Elbette ortam da buna hazırdı ya da hazırlanmıştı.
Ülkede güvenlik kalmamıştı.
Günde ortalama 10 kişi öldürülüyordu.
Öldürülen insanların arasında ülkenin seçkin yetişmiş aydınları, politikacıları, sendikacıları, gazetecileri suikasta kurban gidiyordu.
Ekonomi bozulmuş kriz tüm yönleriyle kendini göstermişti.
Karaborsacılık, vurgunculuk toplumun öfkesini yükseltmişti.
Cumhurbaşkanı seçimleri yapılamamış, siyasal rejim sorun çözme kapasitesini yitirmişti.
Bu ortamda yapılan askeri darbe pek çok faili meçhul cinayetleri önlemişti.

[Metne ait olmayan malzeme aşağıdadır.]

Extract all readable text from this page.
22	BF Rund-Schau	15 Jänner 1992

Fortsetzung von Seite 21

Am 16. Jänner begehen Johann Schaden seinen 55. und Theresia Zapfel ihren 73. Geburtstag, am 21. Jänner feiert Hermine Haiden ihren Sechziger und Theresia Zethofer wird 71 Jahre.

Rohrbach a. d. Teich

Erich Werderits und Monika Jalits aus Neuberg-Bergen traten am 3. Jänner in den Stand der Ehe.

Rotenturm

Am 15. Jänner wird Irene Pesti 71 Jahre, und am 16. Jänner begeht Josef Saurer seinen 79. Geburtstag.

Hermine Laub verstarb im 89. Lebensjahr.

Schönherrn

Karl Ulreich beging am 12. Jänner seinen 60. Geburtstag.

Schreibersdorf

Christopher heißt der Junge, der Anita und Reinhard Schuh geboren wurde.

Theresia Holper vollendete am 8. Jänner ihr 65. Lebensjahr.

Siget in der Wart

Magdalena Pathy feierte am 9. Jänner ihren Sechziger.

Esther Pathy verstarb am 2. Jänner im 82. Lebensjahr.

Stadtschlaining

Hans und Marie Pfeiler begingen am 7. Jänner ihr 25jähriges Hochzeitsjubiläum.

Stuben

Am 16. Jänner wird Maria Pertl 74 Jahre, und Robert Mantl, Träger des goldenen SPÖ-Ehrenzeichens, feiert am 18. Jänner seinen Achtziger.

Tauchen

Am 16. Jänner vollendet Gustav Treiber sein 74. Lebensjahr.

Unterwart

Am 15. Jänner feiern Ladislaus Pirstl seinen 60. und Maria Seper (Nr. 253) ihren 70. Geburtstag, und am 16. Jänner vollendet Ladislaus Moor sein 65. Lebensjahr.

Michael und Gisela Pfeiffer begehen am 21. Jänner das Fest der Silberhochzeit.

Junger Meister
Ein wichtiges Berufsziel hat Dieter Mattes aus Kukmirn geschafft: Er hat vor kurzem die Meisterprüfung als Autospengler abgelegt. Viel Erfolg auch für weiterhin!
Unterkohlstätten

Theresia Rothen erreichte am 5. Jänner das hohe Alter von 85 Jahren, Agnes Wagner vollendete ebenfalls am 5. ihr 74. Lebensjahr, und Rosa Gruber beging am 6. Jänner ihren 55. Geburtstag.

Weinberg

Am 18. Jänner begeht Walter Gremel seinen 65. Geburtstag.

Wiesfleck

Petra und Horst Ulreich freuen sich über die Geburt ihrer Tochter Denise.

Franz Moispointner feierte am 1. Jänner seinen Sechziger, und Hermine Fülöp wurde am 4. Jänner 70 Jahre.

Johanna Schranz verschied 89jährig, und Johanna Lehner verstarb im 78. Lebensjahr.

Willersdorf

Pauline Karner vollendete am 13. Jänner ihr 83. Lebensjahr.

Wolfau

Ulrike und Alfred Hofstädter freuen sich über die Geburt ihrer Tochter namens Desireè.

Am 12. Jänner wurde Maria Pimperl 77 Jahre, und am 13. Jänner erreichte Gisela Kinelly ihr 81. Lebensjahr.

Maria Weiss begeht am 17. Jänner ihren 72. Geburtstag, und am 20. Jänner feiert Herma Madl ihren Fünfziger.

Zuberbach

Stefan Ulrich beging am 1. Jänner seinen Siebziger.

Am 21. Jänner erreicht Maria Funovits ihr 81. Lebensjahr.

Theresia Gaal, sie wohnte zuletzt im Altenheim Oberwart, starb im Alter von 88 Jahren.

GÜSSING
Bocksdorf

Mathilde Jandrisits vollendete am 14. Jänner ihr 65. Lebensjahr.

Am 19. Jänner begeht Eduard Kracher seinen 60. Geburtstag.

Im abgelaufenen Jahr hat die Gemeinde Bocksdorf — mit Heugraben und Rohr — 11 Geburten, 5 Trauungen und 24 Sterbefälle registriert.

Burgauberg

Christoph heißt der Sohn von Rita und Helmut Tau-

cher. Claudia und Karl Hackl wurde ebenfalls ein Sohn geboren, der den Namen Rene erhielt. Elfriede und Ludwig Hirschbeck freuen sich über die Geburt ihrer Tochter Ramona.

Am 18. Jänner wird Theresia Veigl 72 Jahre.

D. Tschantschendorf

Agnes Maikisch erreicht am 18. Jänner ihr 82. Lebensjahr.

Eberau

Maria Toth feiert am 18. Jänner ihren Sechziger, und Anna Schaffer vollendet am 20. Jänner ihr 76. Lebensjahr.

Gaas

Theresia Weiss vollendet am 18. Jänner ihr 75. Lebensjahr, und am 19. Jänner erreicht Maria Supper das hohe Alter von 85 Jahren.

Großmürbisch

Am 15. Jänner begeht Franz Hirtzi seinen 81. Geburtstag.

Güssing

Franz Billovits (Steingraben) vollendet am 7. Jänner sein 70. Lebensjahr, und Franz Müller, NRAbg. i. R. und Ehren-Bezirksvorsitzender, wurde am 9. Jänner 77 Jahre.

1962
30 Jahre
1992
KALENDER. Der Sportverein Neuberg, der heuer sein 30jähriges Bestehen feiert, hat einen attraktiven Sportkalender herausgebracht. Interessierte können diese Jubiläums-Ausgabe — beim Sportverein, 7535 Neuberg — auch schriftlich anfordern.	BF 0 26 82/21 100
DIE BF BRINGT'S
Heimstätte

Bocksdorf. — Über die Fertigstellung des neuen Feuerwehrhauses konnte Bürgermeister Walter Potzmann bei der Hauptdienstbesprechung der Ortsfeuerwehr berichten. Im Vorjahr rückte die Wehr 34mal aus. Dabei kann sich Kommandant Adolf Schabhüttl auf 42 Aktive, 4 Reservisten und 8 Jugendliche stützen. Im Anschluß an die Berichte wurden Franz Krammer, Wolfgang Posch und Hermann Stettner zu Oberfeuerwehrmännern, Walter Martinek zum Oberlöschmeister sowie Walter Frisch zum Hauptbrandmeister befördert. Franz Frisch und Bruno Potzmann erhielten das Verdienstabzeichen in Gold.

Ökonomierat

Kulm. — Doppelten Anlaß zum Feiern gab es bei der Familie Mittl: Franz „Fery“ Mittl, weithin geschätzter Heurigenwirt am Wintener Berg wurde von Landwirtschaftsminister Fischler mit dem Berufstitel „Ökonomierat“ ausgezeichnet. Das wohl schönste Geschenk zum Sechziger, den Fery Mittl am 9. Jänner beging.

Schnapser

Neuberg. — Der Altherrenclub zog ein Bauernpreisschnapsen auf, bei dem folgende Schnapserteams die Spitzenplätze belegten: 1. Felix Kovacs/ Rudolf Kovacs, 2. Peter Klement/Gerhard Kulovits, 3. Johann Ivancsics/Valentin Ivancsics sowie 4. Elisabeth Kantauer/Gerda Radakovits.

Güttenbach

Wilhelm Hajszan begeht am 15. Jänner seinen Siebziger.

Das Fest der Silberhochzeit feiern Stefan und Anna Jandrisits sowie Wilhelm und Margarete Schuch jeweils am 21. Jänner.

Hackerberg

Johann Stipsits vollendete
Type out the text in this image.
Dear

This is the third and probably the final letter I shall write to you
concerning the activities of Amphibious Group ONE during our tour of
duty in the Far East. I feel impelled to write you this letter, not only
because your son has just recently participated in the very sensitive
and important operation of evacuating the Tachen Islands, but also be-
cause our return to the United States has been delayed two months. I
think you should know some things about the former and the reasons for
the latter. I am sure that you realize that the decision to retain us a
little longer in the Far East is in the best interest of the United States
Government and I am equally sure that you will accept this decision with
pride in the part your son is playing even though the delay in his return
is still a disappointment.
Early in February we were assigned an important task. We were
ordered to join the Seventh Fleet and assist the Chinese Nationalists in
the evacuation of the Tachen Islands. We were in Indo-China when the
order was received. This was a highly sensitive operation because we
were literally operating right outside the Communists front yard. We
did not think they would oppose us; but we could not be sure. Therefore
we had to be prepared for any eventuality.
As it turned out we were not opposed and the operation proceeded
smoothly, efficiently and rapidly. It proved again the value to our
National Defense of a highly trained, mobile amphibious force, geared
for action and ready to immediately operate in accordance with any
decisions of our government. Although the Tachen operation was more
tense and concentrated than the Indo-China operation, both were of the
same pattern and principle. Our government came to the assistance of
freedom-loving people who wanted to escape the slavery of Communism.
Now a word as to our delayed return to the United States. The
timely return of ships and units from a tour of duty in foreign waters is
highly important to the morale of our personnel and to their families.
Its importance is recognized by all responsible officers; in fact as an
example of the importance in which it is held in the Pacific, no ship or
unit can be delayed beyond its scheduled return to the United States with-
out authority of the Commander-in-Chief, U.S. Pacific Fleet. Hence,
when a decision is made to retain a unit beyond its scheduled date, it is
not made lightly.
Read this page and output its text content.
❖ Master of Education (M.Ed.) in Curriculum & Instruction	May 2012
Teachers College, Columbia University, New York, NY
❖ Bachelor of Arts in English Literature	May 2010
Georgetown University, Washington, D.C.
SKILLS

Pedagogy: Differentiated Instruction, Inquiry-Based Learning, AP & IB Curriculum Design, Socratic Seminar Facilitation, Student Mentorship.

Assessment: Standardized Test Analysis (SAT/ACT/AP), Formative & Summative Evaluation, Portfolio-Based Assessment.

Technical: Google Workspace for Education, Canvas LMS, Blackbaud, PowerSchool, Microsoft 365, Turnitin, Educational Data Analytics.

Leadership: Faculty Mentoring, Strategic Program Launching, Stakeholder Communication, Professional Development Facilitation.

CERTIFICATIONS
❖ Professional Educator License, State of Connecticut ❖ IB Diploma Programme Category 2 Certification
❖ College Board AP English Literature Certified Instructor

Ancak ülkenin geleceğini darbeciler karartmıştı.
Tüm özgürlükler rafa kaldırıldı.
Siyasi partiler, sendikalar, meslek örgütleri, sivil toplum örgütlerinin faaliyetleri durduruldu.
Sol siyaset tümüyle yasadışı ilan edildi.
Dinci ve İslamcı örgütlerin önü açıldı.
YÖK kuruldu, üniversiteler orta öğretim seviyesine geriledi.
12 Eylül darbe rejimi kendini garanti altına almak için referanduma gitti.
Yüzde 92 oyla 12 Eylül anayasası kabul gördü.
İlk 12 Eylül ikinci 12 Eylül’ün zeminini hazırlamıştı.
2010 yılında yapılan 12 Eylül referandumu yine halkın ekseriyetinin oyunu aldı.
Bu güne bir günde gelinmedi.
Yetmez ama evetçilerin maharetleri 34 yıllık antidemokratik uygulamanın önünü açmış oldu.